L’on comprend à la lecture de l’arrêt plus bavard de la Cour et dont est saisi le Conseil d’État que les juges d’appel se sont penchés -certes, timidement- sur la pertinence du zonage naturel :

Il ne ressort pas des pièces du dossier […] que le projet en cause, dès lors que par son importance et sa localisation en continuité de l’urbanisation existante il ne remettrait pas en cause la pérennité d’une mare ou de l’affluent du Lieutel, serait de nature à compromettre l’exécution du futur plan local d’urbanisme, qui a pour objet de protéger les mares et l’affluent du Lieutel, en ne classant au demeurant en zone N – « zone humide » – que le fossé relié à l’affluent du Lieutel et une seule des mares, située sur un terrain déjà construit jouxtant la parcelle d’assiette du projet.

CAA Versailles, 22 novembre 2018 : n° 17VE00223.

Autrement dit, une décision de sursis à statuer peut être annulée si le projet litigieux ne compromet pas ou ne rend pas plus onéreuse l’exécution d’un PLU, mais également si les règles de ce futur PLU justifiant cette décision sont illégales.

Une telle initiative a le mérite de mettre en évidence en amont une illégalité du futur plan. Elle permet ainsi aux auteurs du plan de « corriger le tir » et anticiper le risque contentieux d’un recours parallèle (ou futur, mais plus rare vu la temporalité) dirigé contre la délibération d’approbation du PLU.

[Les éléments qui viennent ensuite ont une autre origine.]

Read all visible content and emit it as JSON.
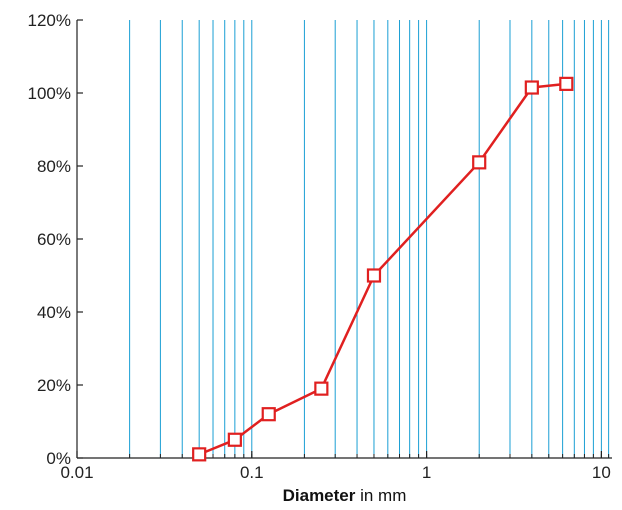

Mais une telle initiative heurtera les plus orthodoxes des spécialistes de Droit public qui pourraient s’étonner que l’appréciation de la légalité d’un PLU en projet puisse avoir des conséquences sur un acte en vigueur, ici un sursis à statuer. Mais l’examen du futur plan présente également des vertus pédagogiques et prophylactiques : préfigurer l’avenir pour tenter de le corriger, en quelque sorte.


CE, 22 juillet 2020, commune de La Queue-les-Yvelines : n° 427163, Lebon.